TRES POETAS
En los años oscuros del franquismo, algunos no los vemos todavía suficientemente lejos pese a que muchos otros, por razón de la edad (la poca que ellos tienen), creen que lo que digo corresponde a la categoría de noticias antediluvianas, alcanzar un puesto público, digamos por ejemplo una plaza de profesor, previa la correspondiente oposición, exigía un claro y firme juramento de fidelidad a los principios del Movimiento Nacional. Cierto que había quien se negaba, los menos, a sabiendas de que ello significaba quedarse fuera del sistema. Zalabardo, esto no lo he contado nunca, es uno de los pocos que tuvieron la valentía de decir que no cuando lo normal era decir que sí aun con el convencimiento interno de que lo que mejor correspondía era decir que no. Tal vez aquella actitud suya de entonces sea lo que explique que todavía hoy muchos sigan considerando que no es más que un apócrifo. Muchos más, yo entre ellos, pasamos sin rubor por aquellas horcas caudinas de la firma del documento que recogía el ominoso juramento.
La entrañable amistad que me une con Zalabardo nace en parte de que nunca me ha echado en cara, ni a mí ni a nadie, aquella conducta que otros llamarían indigna; ni se haya quejado, tampoco, de que no se valorara suficientemente lo que él y otros como él hicieron pese a las consecuencias que hubieron de arrostrar. Cuando hablamos de ello, se limita a decir que comprende nuestra postura, y nunca en su boca he oído la palabra cobardía; incluso, afirma que conductas como la suya reflejan más inconsciencia que valentía. Pero hay más. Nunca en sus conversaciones ha aparecido el argumento "si yo hubiese..." o el otro de "si los demás hubiéseis..." Ello da muestra diáfana de la grandeza de su espíritu.
A lo largo de la historia es fácil encontrar personas que supieron decir que no en momentos en que lo fácil y casi aconsejable era decir que sí. No muchas, es verdad, pero las hay. Zalabardo, sin embargo, parece restar valor a tales comportamientos. Dice que, en cierto modo, eso es así porque a uno le toca, como si fuera una especie de destino ineludible.
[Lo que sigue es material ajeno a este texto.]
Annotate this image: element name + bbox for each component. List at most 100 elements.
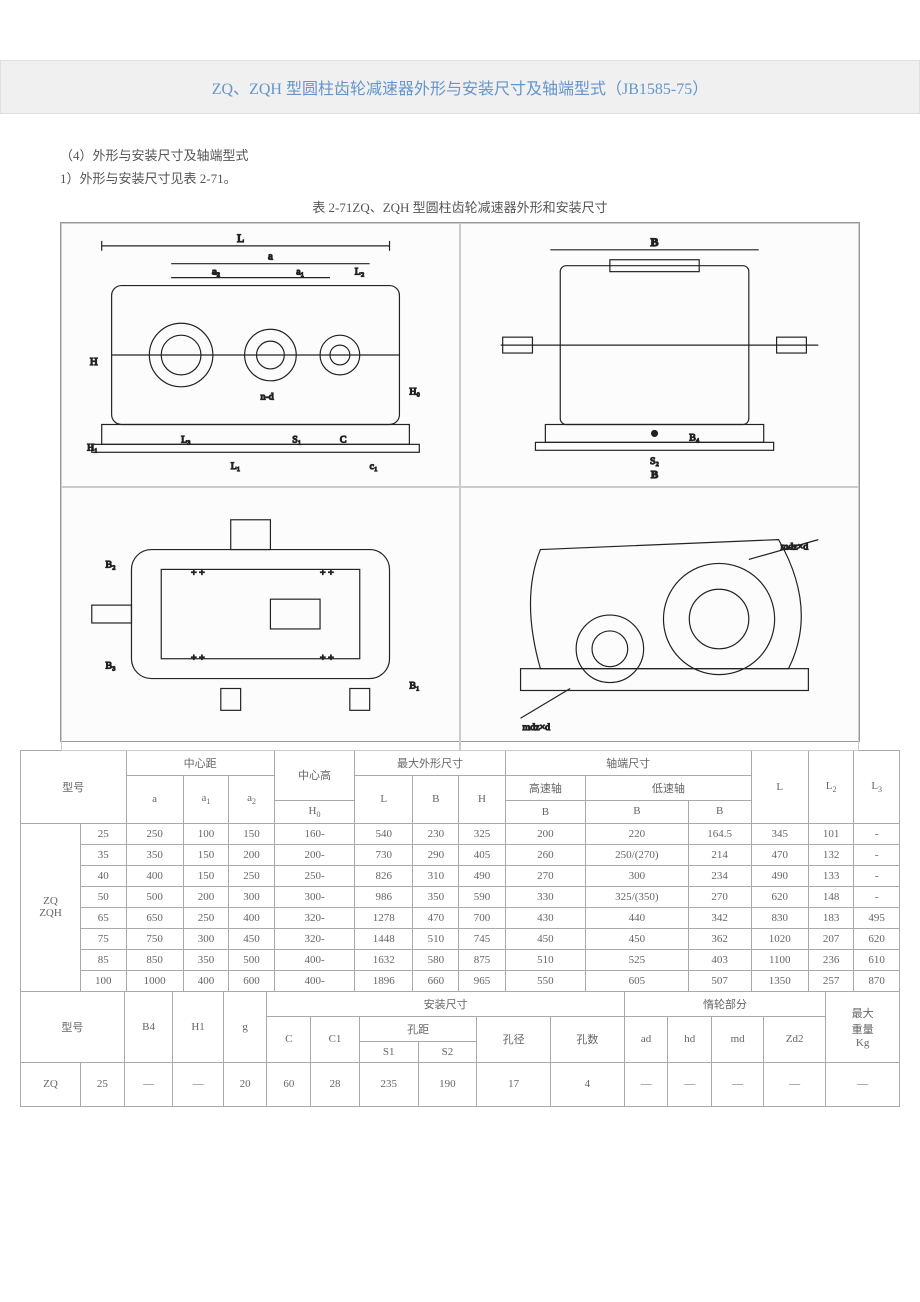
cell-L3: - xyxy=(854,865,900,886)
cell-Bl1: 300 xyxy=(586,865,689,886)
svg-text:S₂: S₂ xyxy=(650,456,659,467)
svg-text:H₁: H₁ xyxy=(87,442,98,453)
cell-H0: 160- xyxy=(274,823,354,844)
cell-Lr: 620 xyxy=(751,886,808,907)
dimensions-table-2: 型号 B4 H1 g 安装尺寸 惰轮部分 最大 重量 Kg C C1 孔距 孔径… xyxy=(20,991,900,1107)
cell-a1: 150 xyxy=(183,844,229,865)
cell-a1: 350 xyxy=(183,949,229,970)
cell-B: 510 xyxy=(413,928,459,949)
cell-L3: - xyxy=(854,844,900,865)
th-low-speed: 低速轴 xyxy=(586,775,752,800)
th2-weight: 最大 重量 Kg xyxy=(826,991,900,1062)
cell-Lr: 830 xyxy=(751,907,808,928)
th2-model: 型号 xyxy=(21,991,125,1062)
svg-text:B: B xyxy=(651,469,658,481)
svg-text:+ +: + + xyxy=(191,567,205,578)
th-model: 型号 xyxy=(21,750,127,823)
cell-Lr: 345 xyxy=(751,823,808,844)
cell-L2: 183 xyxy=(808,907,854,928)
cell-a1: 100 xyxy=(183,823,229,844)
cell-size: 40 xyxy=(81,865,127,886)
diagram-front-view: L a a₂ a₁ L₂ H n-d H₀ xyxy=(61,223,460,487)
cell-a2: 250 xyxy=(229,865,275,886)
cell-B4: — xyxy=(124,1062,173,1106)
cell-a1: 150 xyxy=(183,865,229,886)
th-Bl1: B xyxy=(586,800,689,823)
svg-text:H₀: H₀ xyxy=(409,387,420,398)
cell-Bh: 550 xyxy=(505,970,585,991)
cell-md: — xyxy=(712,1062,764,1106)
cell-B: 350 xyxy=(413,886,459,907)
cell-L3: 620 xyxy=(854,928,900,949)
cell-H: 875 xyxy=(459,949,505,970)
cell-Bl2: 270 xyxy=(688,886,751,907)
cell-L2: 133 xyxy=(808,865,854,886)
cell-Bl2: 234 xyxy=(688,865,751,886)
cell-Bh: 330 xyxy=(505,886,585,907)
cell-L2: 101 xyxy=(808,823,854,844)
cell-size: 35 xyxy=(81,844,127,865)
svg-text:H: H xyxy=(90,356,98,368)
table-row: 40400150250250-826310490270300234490133- xyxy=(21,865,900,886)
cell-a1: 200 xyxy=(183,886,229,907)
cell-L: 826 xyxy=(355,865,413,886)
table-row: 65650250400320-1278470700430440342830183… xyxy=(21,907,900,928)
cell-L: 730 xyxy=(355,844,413,865)
cell-H0: 300- xyxy=(274,886,354,907)
cell-a2: 600 xyxy=(229,970,275,991)
cell-C: 60 xyxy=(267,1062,311,1106)
cell-a2: 150 xyxy=(229,823,275,844)
th-Bhs: B xyxy=(505,800,585,823)
th-Lh: L xyxy=(355,775,413,823)
cell-a: 400 xyxy=(126,865,183,886)
th2-install: 安装尺寸 xyxy=(267,991,624,1016)
th2-C1: C1 xyxy=(311,1016,360,1062)
cell-S1: 235 xyxy=(359,1062,418,1106)
table-row: 35350150200200-730290405260250/(270)2144… xyxy=(21,844,900,865)
cell-a: 500 xyxy=(126,886,183,907)
cell-L3: 495 xyxy=(854,907,900,928)
th2-g: g xyxy=(223,991,267,1062)
diagram-side-view: B B₄ S₂ B xyxy=(460,223,859,487)
th-a2: a2 xyxy=(229,775,275,823)
svg-text:L₃: L₃ xyxy=(181,434,191,445)
cell-L3: 610 xyxy=(854,949,900,970)
cell-Lr: 490 xyxy=(751,865,808,886)
th-L2: L2 xyxy=(808,750,854,823)
cell-Bl2: 164.5 xyxy=(688,823,751,844)
cell-H1: — xyxy=(173,1062,223,1106)
th2-C: C xyxy=(267,1016,311,1062)
cell-a1: 400 xyxy=(183,970,229,991)
cell-a2: 400 xyxy=(229,907,275,928)
svg-text:c₁: c₁ xyxy=(370,461,378,472)
cell-H: 700 xyxy=(459,907,505,928)
table-row: ZQ ZQH25250100150160-540230325200220164.… xyxy=(21,823,900,844)
cell-g: 20 xyxy=(223,1062,267,1106)
svg-text:B: B xyxy=(651,235,659,249)
cell-H: 325 xyxy=(459,823,505,844)
th2-hd: hd xyxy=(668,1016,712,1062)
cell-B: 310 xyxy=(413,865,459,886)
cell-B: 470 xyxy=(413,907,459,928)
cell-num: 4 xyxy=(551,1062,625,1106)
cell-H0: 400- xyxy=(274,970,354,991)
cell-size: 75 xyxy=(81,928,127,949)
cell-a: 350 xyxy=(126,844,183,865)
cell-Lr: 470 xyxy=(751,844,808,865)
cell-L3: 870 xyxy=(854,970,900,991)
th2-H1: H1 xyxy=(173,991,223,1062)
cell-ad: — xyxy=(624,1062,668,1106)
cell-a1: 250 xyxy=(183,907,229,928)
th2-holenum: 孔数 xyxy=(551,1016,625,1062)
cell-H: 590 xyxy=(459,886,505,907)
cell-hd: — xyxy=(668,1062,712,1106)
table-row: 75750300450320-1448510745450450362102020… xyxy=(21,928,900,949)
intro-line-1: （4）外形与安装尺寸及轴端型式 xyxy=(60,144,860,167)
th-L3: L3 xyxy=(854,750,900,823)
th-shaft: 轴端尺寸 xyxy=(505,750,751,775)
cell-Bl2: 342 xyxy=(688,907,751,928)
cell-Bl1: 250/(270) xyxy=(586,844,689,865)
th2-holedia: 孔径 xyxy=(477,1016,551,1062)
intro-line-2: 1）外形与安装尺寸见表 2-71。 xyxy=(60,167,860,190)
cell-dia: 17 xyxy=(477,1062,551,1106)
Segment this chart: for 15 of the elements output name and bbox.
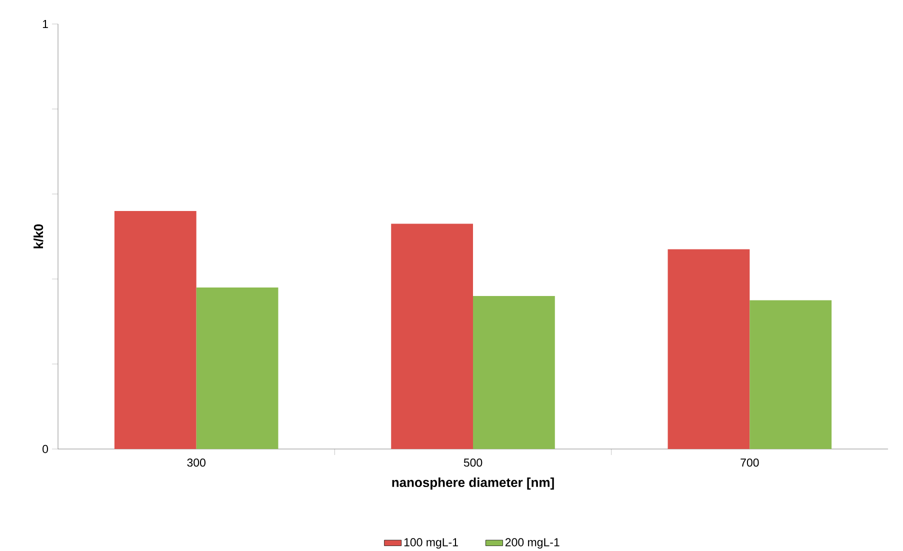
x-tick-label: 500: [464, 458, 482, 467]
bar: [750, 300, 832, 449]
y-tick-label: 1: [42, 20, 48, 28]
x-tick-label: 700: [740, 458, 759, 467]
y-axis-title: k/k0: [34, 224, 44, 248]
legend-label: 200 mgL-1: [505, 538, 560, 549]
bar: [391, 224, 474, 449]
bar: [114, 210, 196, 449]
bar: [473, 296, 555, 449]
bar: [196, 288, 278, 449]
legend-label: 100 mgL-1: [404, 538, 458, 549]
x-tick-label: 300: [187, 458, 206, 467]
y-tick-label: 0: [42, 444, 48, 454]
bar: [668, 249, 750, 449]
x-axis-title: nanosphere diameter [nm]: [392, 478, 554, 490]
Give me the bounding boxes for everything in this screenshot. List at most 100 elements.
Me dice que si cualquiera de los que dijeron no hubiesen pensado por un segundo las consecuencias de su acto tal vez hubiesen dicho sí, como la mayoría.
Recuerdo que, en el campo que más conozco, el de la literatura, se pueden encontrar ejemplos de esos valientes que no temieron hacer frente a las consecuencias de su negativa al poder establecido. A mí, le digo a Zalabardo, siempre me han merecido un respeto inmenso y le pido que me permita citar siquiera tres casos, tres poetas que, en un momento de máxima dificultad, no dudaron en expresar su disconformidad y su protesta por el estado de cosas que les tocó vivir. Sea la primera de estas voces la de Blas de Otero, que, a mediados del siglo XX, evolucionó desde una lírica con componentes religiosos hacia la poesía social y volcó su interés por el compromiso cívico del hombre individual con sus contemporáneos: Si he perdido la vida, el tiempo, todo / lo que tiré, como un anillo, al agua, / si he perdido la voz en la maleza, /me queda la palabra /... Si abrí los ojos para ver el rostro / puro y terrible de mi patria, / si abrí los labios hasta desgarrármelos, / me queda la palabra.
Francisco de Quevedo, a caballo entre los siglos XVI y XVII, tenía conciencia de la importancia de su testimonio y juzgó sin temor sucesos y personas. llegó a decir: Yo escribo lo que vi, y doy a leer mis ojos, no mis oídos. Así da comienzo a su famosa epístola dirigida al Conde Duque de Olivares: No he de callar por más que con el dedo / ya tocando la boca, o ya la frente, / silencio avises o amenaces miedo. / ¿No ha de haber un espíritu valiente? / ¿Siempre se ha de sentir lo que se dice? / ¿Nunca se ha de decir lo que se siente?
Con el último ejemplo me remonto a los albores de nuestra literatura. Lo saco de la reciente y bella antología Locus amoenus, en la que Carlos Alvar y Jenaro Talens recogen una amplia muestra de aquella mezcla de culturas y lenguas que floreció en nuestra Edad Media. Abu l-Asbag Ibn al-Jatib, que vivió en el siglo X, sufrió pena de azotes, cárcel y destierro durante la represión contra intelectuales y disidentes que llevó a cabo Almanzor. Suyo es este poema: Entre muertos inmóviles, soy el único vivo, / el único despierto en un tiempo que duerme; / voy por el mundo y sólo veo / seres dormidos / como los de la cueva de al-Raqin. / Se han borrado los hitos / de la cultura y los conocimientos que eran míos / y sobreviví / como una huella del pasado.